Clone
20
Volume Management
Chris Lu edited this page 2026-03-07 12:11:44 -08:00

When managing large clusters, it's common to add more volume servers, have some servers go down, or replace others. These changes can lead to missing volume replicas or an uneven distribution of volumes across the servers.

Optimize volumes

See Optimization page on how to optimize for concurrent writes and concurrent reads.

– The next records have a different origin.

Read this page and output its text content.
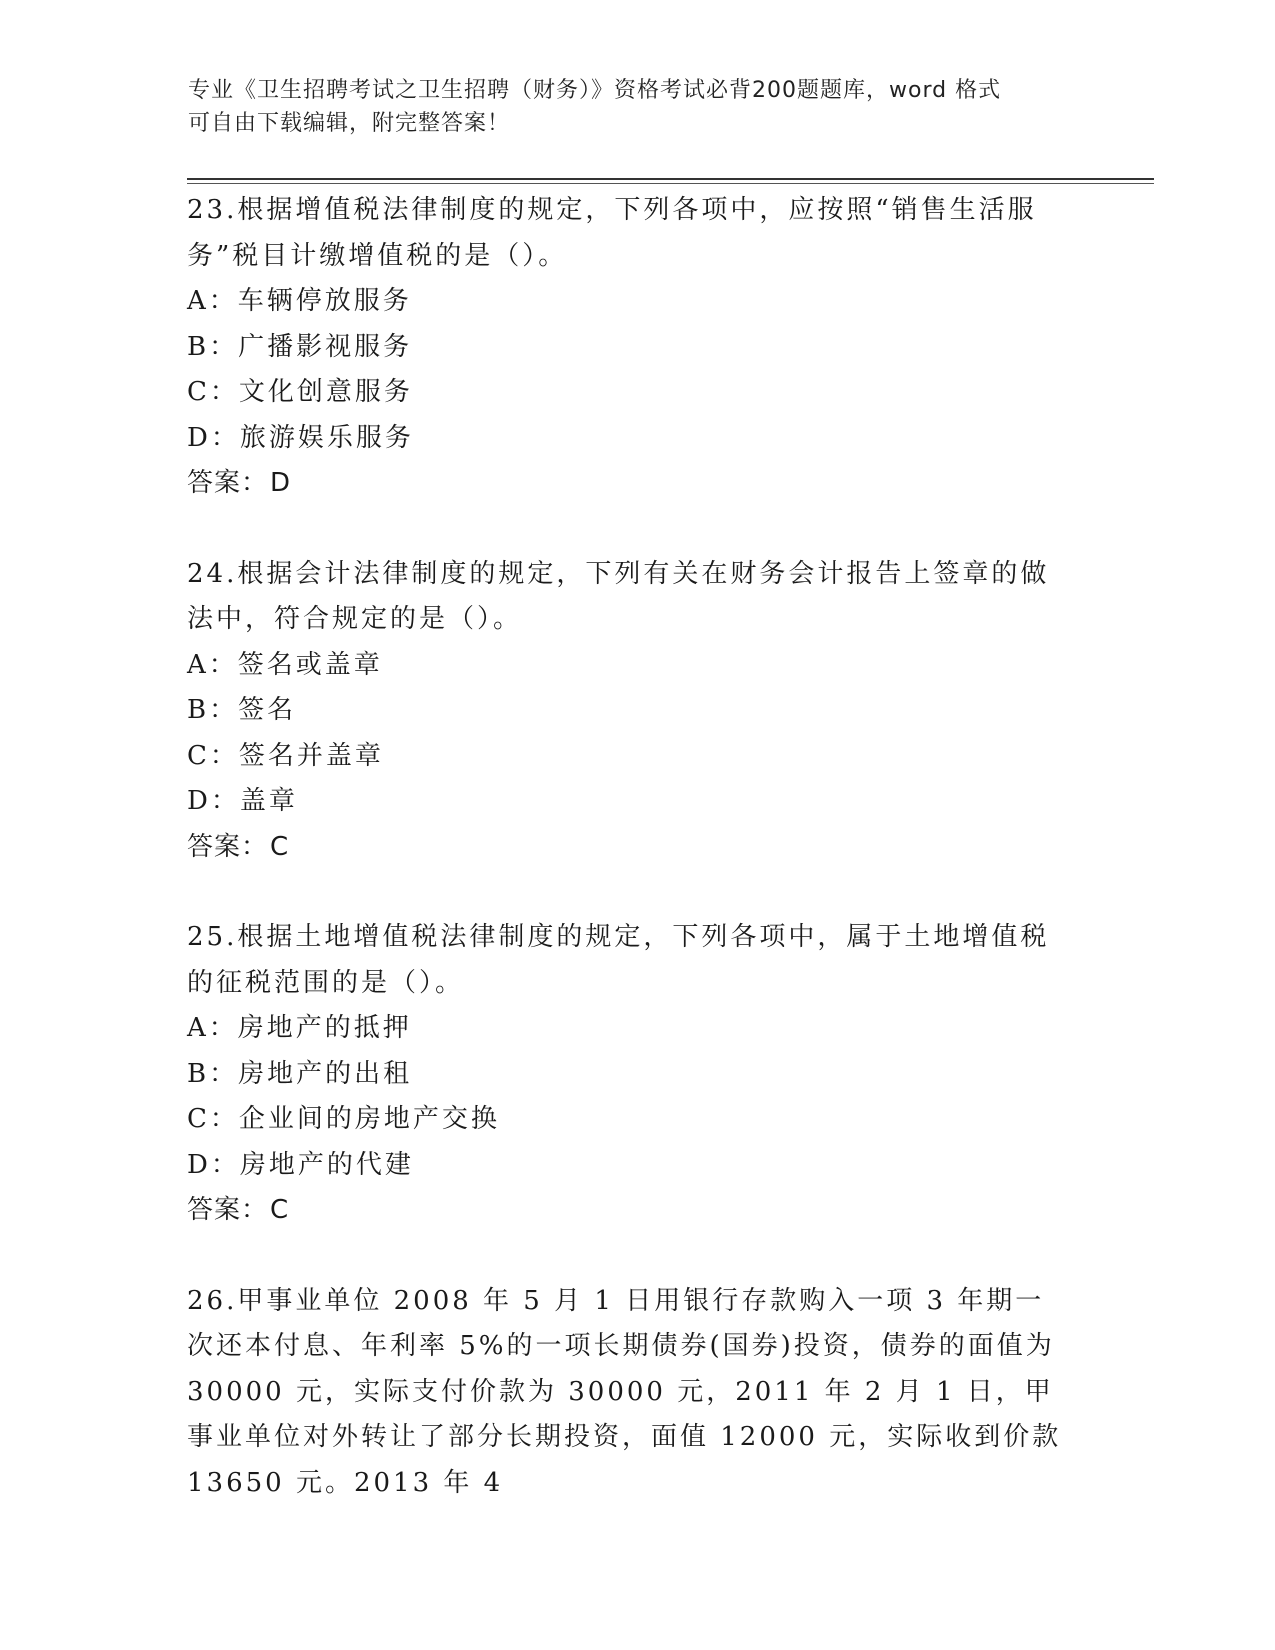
专业《卫生招聘考试之卫生招聘（财务）》资格考试必背200题题库，word 格式
可自由下载编辑，附完整答案！

23.根据增值税法律制度的规定，下列各项中，应按照“销售生活服务”税目计缴增值税的是（）。

A：车辆停放服务
B：广播影视服务
C：文化创意服务
D：旅游娱乐服务
答案：D

24.根据会计法律制度的规定，下列有关在财务会计报告上签章的做法中，符合规定的是（）。

A：签名或盖章
B：签名
C：签名并盖章
D：盖章
答案：C

25.根据土地增值税法律制度的规定，下列各项中，属于土地增值税的征税范围的是（）。

A：房地产的抵押
B：房地产的出租
C：企业间的房地产交换
D：房地产的代建
答案：C

26.甲事业单位 2008 年 5 月 1 日用银行存款购入一项 3 年期一次还本付息、年利率 5%的一项长期债券(国券)投资，债券的面值为 30000 元，实际支付价款为 30000 元，2011 年 2 月 1 日，甲事业单位对外转让了部分长期投资，面值 12000 元，实际收到价款 13650 元。2013 年 4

Configure volume management scripts

Maintenance scripts are managed by the admin script plugin worker. Start the admin server and a worker:

# Start admin server (connects to master)
weed admin -master=localhost:9333

# Start worker (connects to admin server)
weed worker -admin=localhost:23646

The admin script plugin has a built-in default script:

ec.balance -apply
fs.log.purge -daysAgo=7
volume.deleteEmpty -quietFor=24h -apply
volume.fix.replication -apply
s3.clean.uploads -timeAgo=24h

The script and run interval (default: 17 minutes) are configurable from the admin UI at /plugin.

Several commands that were previously part of the maintenance script now have dedicated plugin workers:

  • ec.encode is replaced by the erasure_coding plugin worker. See Erasure Coding for warm storage for details.
  • volume.balance is replaced by the volume_balance plugin worker, which detects imbalanced servers and moves volumes automatically.

See the Worker page for more details on weed worker options and capabilities.

Legacy note: Previously, maintenance scripts were configured in master.toml under [master.maintenance]. That mechanism still exists as a fallback but is automatically skipped when an admin server is connected. When migrating, the admin server automatically imports your master.toml maintenance scripts as the default admin script configuration. See Migrate Maintenance Scripts to Admin Script Plugin for details.

Fix missing volumes

When running large clusters, it is common that some volume servers are down. If a volume is replicated and one replica is missing, the volume will be marked as readonly.

One way to fix is to find one healthy copy and replicated to other servers, to meet the replication requirement. This volume id will be marked as writable.

In weed shell, the command volume.fix.replication will do exactly that, automating the replication fixing process. You can start a crontab job to periodically run volume.fix.replication to ensure the system health.

Balance volumes

When running large clusters, it is common to add more volume severs, or some volume servers are down, or some volume servers are replaced. These topology changes can cause unbalanced number of volumes on volume servers.

In weed shell, the command volume.balance will generate a balancing plan, and volume.balance -force will execute the balancing plan and move the actual volumes.

The balancing plan will try to evenly spread the number of writable and readonly

	For each type of volume server (different max volume count limit){
		for each collection {
			balanceWritableVolumes()
			balanceReadOnlyVolumes()
		}
	}

	func balanceWritableVolumes(){
		idealWritableVolumes = totalWritableVolumes / numVolumeServers
		for {
			sort all volume servers ordered by the number of local writable volumes
			pick the volume server A with the lowest number of writable volumes x
			pick the volume server B with the highest number of writable volumes y
			if y > idealWritableVolumes and x+1 <= idealWritableVolumes {
				if B has a writable volume id v that A does not have {
					move writable volume v from A to B
				}
			}
		}
	}
	func balanceReadOnlyVolumes(){
		//similar to balanceWritableVolumes
	}

Add volumes

Run weed shell and volume.mount -node <host>:<port> -volumeId <id> to mount a volume file.

To mount all new volume files you can send a hang-up signal to the volume server causing a reload with a command such as pkill -HUP -f "weed volume".

Servicing live volumes

When dealing with hardware storage issues, it can be useful to prevent writes to volume servers without stopping the service altogether - f.ex. on volumes with RAID storage backends. Volume servers support a maintenance mode for this: when enabled, the server becomes read-only. Reads will succeed, but any write attempt will error out.

Maintenance mode can be managed via the volumeServer.state shell command:

> volumeServer.state
192.168.10.111:9007	 -> Maintenance mode: no
192.168.10.111:9008	 -> Maintenance mode: no
192.168.10.111:9009	 -> Maintenance mode: no

> volumeServer.state --nodes 192.168.10.111:9009 --maintenanceOn
192.168.10.111:9009	 -> Maintenance mode: yes

> volumeServer.state
192.168.10.111:9007	 -> Maintenance mode: no
192.168.10.111:9008	 -> Maintenance mode: no
192.168.10.111:9009	 -> Maintenance mode: yes

Maintenance mode is a sticky server state flag. Changes are effective immediately, and will persist even if the server is restarted.